I think a blown 572 might be a good swap. Better get used to buying rear tires,lol


----------



## ABES (Jun 10, 2007)

Mark13;551942 said:


> I think a blown 572 might be a good swap. Better get used to buying rear tires,lol


lol I mind as well Its a truck and it gets bad gas mileage no matter what. Im just trying to decide if i should keep this truck and put some more money in it or if i should trade it in on a new dodge diesel this summer but with diesel prices lately im not sure thats the best choice.


----------



## Mark13 (Dec 3, 2006)

Sydenstricker Landscaping;551887 said:


> If you are going with the LS1 swap, might as well upgrade to the LS6. More horsepower and more torque that way


I'm only considering the ls1 swap because I may be able to get all the stuff for free including the motor.



ABES;551944 said:


> lol I mind as well Its a truck and it gets bad gas mileage no matter what. Im just trying to decide if i should keep this truck and put some more money in it or if i should trade it in on a new dodge diesel this summer but with diesel prices lately im not sure thats the best choice.

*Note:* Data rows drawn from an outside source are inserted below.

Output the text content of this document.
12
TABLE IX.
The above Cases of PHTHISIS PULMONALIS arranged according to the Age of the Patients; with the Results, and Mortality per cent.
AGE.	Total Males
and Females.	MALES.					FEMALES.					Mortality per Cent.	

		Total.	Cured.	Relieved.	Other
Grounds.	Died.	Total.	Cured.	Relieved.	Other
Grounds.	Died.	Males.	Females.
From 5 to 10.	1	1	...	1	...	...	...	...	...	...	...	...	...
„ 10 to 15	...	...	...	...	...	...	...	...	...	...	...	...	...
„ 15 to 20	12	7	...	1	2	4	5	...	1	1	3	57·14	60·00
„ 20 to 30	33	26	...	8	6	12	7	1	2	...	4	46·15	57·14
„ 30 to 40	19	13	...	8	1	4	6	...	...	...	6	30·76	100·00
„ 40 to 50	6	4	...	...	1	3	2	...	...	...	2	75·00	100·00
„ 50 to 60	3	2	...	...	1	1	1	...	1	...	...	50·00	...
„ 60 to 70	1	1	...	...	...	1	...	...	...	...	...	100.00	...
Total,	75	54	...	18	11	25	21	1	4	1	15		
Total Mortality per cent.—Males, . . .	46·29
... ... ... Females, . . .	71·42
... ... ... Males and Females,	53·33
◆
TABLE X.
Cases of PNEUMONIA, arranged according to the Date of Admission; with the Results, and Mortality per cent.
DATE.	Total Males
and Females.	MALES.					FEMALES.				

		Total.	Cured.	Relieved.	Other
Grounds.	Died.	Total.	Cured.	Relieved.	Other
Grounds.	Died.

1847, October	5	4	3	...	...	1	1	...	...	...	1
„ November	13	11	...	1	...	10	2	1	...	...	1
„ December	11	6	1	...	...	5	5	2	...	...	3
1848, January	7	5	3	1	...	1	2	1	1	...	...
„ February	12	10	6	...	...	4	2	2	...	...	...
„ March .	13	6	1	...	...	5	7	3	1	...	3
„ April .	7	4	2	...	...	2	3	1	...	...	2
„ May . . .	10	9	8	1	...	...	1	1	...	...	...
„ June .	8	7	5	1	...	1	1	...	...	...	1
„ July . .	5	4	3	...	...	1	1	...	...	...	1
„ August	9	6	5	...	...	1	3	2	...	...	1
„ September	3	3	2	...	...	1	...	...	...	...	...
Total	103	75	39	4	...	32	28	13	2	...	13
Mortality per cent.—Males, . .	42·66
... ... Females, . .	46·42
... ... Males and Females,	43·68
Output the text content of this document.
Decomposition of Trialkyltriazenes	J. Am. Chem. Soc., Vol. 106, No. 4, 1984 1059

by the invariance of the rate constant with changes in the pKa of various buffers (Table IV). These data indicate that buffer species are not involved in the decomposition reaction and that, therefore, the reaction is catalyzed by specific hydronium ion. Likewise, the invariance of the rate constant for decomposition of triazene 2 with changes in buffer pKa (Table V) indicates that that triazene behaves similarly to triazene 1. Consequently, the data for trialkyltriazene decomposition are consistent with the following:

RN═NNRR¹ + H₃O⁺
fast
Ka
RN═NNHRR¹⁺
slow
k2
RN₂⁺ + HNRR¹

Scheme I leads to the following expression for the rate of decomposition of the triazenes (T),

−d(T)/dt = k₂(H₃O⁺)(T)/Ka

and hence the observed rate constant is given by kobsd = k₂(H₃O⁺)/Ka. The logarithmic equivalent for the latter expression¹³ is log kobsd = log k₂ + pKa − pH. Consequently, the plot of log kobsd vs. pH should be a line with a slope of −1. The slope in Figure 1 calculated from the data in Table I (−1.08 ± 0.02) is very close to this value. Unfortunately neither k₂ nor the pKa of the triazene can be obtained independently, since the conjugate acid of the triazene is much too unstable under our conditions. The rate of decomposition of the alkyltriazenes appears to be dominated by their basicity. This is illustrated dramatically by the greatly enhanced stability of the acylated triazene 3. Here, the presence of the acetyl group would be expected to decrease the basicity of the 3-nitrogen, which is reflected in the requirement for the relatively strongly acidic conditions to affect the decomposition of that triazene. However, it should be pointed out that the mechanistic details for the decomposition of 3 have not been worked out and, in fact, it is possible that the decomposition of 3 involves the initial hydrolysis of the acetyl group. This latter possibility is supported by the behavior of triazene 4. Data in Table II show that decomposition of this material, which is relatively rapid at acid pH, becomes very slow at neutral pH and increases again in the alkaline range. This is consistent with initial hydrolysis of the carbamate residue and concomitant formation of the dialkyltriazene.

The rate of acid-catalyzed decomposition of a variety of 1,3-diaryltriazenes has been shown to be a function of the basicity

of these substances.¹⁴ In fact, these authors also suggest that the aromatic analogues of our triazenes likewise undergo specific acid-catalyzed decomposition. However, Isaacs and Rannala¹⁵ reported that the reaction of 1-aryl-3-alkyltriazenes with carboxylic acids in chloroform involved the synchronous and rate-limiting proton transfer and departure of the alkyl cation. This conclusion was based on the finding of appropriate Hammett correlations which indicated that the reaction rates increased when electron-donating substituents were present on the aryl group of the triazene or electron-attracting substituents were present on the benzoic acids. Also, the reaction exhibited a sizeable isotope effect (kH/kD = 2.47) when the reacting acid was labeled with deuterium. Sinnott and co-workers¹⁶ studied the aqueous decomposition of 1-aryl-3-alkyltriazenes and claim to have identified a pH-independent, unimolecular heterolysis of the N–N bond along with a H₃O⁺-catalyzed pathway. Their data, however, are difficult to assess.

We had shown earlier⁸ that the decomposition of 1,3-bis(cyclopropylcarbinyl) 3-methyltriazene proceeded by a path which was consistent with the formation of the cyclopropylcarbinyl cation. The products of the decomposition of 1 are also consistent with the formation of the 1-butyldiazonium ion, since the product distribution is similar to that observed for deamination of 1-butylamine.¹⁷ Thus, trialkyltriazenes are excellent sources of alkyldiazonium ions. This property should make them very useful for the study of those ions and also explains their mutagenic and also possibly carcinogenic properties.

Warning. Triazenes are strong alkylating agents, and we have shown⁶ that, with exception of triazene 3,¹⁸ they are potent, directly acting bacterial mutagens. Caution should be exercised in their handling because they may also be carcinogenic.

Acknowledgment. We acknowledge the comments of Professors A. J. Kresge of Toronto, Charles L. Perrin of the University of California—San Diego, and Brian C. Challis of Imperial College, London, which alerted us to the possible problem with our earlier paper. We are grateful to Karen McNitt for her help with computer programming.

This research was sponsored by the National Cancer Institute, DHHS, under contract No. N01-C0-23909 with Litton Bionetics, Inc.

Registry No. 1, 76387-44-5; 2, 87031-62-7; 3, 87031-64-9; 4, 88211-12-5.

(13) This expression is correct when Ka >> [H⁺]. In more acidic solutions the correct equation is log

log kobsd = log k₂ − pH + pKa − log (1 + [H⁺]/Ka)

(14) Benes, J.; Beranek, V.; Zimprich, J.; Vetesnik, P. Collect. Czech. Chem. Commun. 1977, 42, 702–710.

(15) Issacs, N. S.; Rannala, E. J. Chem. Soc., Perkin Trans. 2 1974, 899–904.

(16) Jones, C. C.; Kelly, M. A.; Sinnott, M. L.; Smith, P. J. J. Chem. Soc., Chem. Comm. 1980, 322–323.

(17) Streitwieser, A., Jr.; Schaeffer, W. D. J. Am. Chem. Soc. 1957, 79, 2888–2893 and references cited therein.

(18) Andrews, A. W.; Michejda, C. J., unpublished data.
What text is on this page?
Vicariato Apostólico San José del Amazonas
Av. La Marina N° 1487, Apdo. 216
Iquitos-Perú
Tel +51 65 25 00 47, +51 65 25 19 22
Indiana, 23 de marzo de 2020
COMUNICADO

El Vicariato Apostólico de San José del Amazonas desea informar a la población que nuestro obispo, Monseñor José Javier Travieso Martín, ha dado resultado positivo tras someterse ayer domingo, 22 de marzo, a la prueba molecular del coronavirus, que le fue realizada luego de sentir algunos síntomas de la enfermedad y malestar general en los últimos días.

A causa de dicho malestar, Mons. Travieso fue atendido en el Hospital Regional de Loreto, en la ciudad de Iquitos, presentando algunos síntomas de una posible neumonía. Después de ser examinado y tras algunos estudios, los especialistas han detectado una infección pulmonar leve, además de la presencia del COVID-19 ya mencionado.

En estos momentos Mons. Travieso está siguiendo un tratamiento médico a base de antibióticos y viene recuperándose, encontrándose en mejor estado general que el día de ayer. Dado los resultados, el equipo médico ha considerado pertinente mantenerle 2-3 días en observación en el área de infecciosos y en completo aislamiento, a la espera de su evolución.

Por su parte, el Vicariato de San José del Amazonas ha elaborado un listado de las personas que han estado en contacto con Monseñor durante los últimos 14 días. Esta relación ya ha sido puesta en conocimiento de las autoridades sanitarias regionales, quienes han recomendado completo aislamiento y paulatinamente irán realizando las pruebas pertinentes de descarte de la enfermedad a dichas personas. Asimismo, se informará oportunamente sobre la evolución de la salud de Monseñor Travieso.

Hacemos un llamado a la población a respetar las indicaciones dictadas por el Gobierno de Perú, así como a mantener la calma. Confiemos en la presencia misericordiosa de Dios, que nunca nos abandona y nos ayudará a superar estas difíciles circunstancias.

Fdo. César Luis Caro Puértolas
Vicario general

You may be able to convert it to run WVO and save some money there.


----------



## ABES (Jun 10, 2007)

Not sure how WVO would work here in the -30 temps. 

The 350 is running a lot better now I just ran some seafoam through the intake cleaned it out real good.


----------



## Mark13 (Dec 3, 2006)

ABES;551992 said:


> Not sure how WVO would work here in the -30 temps.


I think they make heated tank pads. You would have to start and stop the truck on #2 but could run wvo once you hit operation temps. Which depending on how much you drive could save some good coin.


----------



## derekbroerse (Mar 6, 2004)

Mark13;551837 said:


> Check out fullsizechevy.com if you want to learn quite a bit more about the gm trucks.
> 
> I'm not sure how much power you want but you can always look into an LS1 swap. I'm hopeful that the camero the firedepartment is going to burn has an LS1 and I can get my hands on it.:bluebounc


Why on earth are they going to burn a V8 Camaro? Those things are still worth some good coin... and they aren't that common, so not a great exercise for the guys (like a more run-of-the-mill car). Burn a Honda or something....


----------



## Mark13 (Dec 3, 2006)

derekbroerse;552044 said:


> Why on earth are they going to burn a V8 Camaro? Those things are still worth some good coin... and they aren't that common, so not a great exercise for the guys (like a more run-of-the-mill car). Burn a Honda or something....


Idk, its for the firefighter training class. There has to be something wrong with it we arn't sure. It may be a v6 car but by the looks of it my guess is ls1. There is also an older iroc from the 80s sitting behind it missing the drivers door. They have burned a few vehicles that we have no clue what is wrong with them. They get donated by a towing company. 2 years ago they burned a ford windstar van from the mid 90s that we could not find anything wrong with that was donated.


----------